Monday, May 13, 2013

Nothing to be Ashamed of

Wow… God is healing me like never before in ways that I never could have imagined and I wanted to share some stuff that happened today in hopes that it may help others.

I came across a post on Facebook about celebrities speaking out about their mental illnesses.

As I watched the videos, I was moved in more ways than one, but especially by Mary J. Blige’s story. Growing up as a teenager, I loved to listen to her music. I could relate to the stories in her songs but as I listened to her tell her story, it was the first time I truly understood why her music spoke to me so much.

She said that “All of my life as a teenager I saw women abused, called names, being beaten.” As she spoke those words, I related. As I have shared, I watched my mother being brutally beaten by my father when I was six years old. My father tried to tell me a few years ago that they were not fighting. Little does he know that her  screams will be forever etched in my mind. The images will forever be ingrained.  He has denied ever abusing me, even though he used to physically abuse me all throughout my childhood. My brother even has flashbacks from watching me be abused.

Having been through so much abuse and watching others being abused has made it next to impossible for me to trust people. When I meet men, I am usually suspicious that they have something that they’re hiding. Sometimes it’s just easier not to trust and just avoid people. But slowly I am learning that there are great people out there who don’t have anything to hide. No ulterior motives. Just kind, genuine and real people who want to help people. As I heal, I am learning how to trust. I am learning that I am worthy of love and that I don't deserve anything less. In many ways, I have come to believe that I deserve the abuse, the hate, the lack of kindness. But I am starting to grow and heal. God is restoring my heart in so many ways.

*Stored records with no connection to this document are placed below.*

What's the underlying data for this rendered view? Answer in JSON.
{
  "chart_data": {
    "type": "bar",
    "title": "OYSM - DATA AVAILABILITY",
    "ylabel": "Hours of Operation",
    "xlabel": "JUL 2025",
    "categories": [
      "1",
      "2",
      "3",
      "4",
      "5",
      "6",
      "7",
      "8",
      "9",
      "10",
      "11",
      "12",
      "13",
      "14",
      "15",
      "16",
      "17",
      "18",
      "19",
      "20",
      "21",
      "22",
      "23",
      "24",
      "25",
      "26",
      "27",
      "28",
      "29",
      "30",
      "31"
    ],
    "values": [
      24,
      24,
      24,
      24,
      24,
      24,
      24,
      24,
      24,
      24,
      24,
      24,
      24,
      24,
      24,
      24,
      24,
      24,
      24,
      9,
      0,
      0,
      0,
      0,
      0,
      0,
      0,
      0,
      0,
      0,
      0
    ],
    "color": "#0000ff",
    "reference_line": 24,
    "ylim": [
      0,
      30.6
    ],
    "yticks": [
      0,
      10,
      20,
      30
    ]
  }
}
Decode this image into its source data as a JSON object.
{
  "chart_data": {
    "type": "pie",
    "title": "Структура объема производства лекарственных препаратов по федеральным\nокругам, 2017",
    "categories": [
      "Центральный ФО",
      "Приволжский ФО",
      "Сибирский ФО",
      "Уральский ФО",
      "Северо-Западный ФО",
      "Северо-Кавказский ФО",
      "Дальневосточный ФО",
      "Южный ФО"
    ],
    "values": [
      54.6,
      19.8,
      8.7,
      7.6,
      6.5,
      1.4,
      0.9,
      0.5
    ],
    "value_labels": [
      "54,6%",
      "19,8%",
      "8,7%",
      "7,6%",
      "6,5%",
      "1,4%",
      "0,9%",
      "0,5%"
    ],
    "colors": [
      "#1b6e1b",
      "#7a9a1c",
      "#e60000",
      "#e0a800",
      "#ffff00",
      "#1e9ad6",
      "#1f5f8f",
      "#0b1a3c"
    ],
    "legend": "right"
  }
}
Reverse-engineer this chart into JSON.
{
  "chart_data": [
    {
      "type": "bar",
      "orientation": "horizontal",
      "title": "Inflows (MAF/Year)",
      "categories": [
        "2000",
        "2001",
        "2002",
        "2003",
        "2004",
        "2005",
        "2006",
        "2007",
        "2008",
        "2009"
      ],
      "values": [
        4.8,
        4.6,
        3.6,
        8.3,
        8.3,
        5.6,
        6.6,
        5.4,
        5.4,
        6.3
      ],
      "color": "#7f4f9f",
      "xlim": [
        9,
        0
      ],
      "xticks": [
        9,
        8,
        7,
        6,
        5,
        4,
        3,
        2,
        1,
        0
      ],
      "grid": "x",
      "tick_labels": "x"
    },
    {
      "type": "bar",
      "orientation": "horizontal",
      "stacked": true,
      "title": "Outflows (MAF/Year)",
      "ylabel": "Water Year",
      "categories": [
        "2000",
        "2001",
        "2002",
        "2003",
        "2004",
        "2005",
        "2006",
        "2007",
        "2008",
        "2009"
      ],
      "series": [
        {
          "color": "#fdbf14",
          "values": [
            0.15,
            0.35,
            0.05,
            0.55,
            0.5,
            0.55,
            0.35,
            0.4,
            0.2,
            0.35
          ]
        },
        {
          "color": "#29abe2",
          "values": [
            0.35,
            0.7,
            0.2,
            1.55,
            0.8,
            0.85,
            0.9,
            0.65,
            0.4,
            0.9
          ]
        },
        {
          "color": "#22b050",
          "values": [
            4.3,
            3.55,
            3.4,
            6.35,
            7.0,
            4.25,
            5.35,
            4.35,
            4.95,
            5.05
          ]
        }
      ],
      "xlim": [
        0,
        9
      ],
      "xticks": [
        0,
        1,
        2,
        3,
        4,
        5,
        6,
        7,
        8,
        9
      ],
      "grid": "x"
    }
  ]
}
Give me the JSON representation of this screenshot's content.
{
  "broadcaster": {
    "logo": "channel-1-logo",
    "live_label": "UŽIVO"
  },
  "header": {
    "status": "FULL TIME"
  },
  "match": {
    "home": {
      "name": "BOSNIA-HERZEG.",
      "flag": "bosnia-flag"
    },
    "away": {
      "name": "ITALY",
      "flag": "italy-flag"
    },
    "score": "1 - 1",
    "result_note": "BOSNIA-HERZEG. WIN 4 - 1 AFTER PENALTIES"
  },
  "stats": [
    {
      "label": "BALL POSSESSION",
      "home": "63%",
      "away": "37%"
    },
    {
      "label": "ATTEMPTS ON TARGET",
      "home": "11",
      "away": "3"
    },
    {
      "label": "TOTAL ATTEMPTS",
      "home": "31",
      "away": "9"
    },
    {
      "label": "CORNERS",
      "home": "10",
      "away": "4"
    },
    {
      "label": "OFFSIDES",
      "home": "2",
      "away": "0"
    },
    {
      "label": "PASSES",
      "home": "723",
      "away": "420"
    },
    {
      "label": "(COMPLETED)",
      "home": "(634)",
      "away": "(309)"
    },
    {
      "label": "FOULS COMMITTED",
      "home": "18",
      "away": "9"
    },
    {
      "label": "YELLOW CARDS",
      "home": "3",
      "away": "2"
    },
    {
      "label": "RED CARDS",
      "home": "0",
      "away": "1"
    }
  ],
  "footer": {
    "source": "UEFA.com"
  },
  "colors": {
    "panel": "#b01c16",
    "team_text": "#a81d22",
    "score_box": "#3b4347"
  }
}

I stumbled across this flower almost blooming a few days ago and I took a photo of it because in a lot of ways, I feel like I am getting ready to bloom. God is healing and transforming my life in so many ways, it is overwhelming.



It means more than words can say to have people and role models who  speak out about what they have been through. I feel less alone. I know that there are others who relate to me. And that is why I continue to write this blog. Being alone can get pretty dim. Feeling alone is no way to live.

I came across a music video by Demi Lovato, who has spoken out about her bipolar disorder. Her song, Skyscraper made me cry the first time I watched the Youtube video. It is absolutely beautiful. It is a testament to the human spirit and the fact that as humans, we can overcome anything that comes our way. We can stand up against things that are meant to harm us. We can stand tall and be proud of who we are. We can stand up against those who do not show us love. We can stand up to those who treat us badly and sometimes that means just being who we are, instead of letting the memories of their abuse dictate how we feel or how we live our lives.

We truly have nothing to be ashamed of. 

I hope the power in those words really comes across, because tonight I am finally choosing to stand tall. I am making the decision to heal.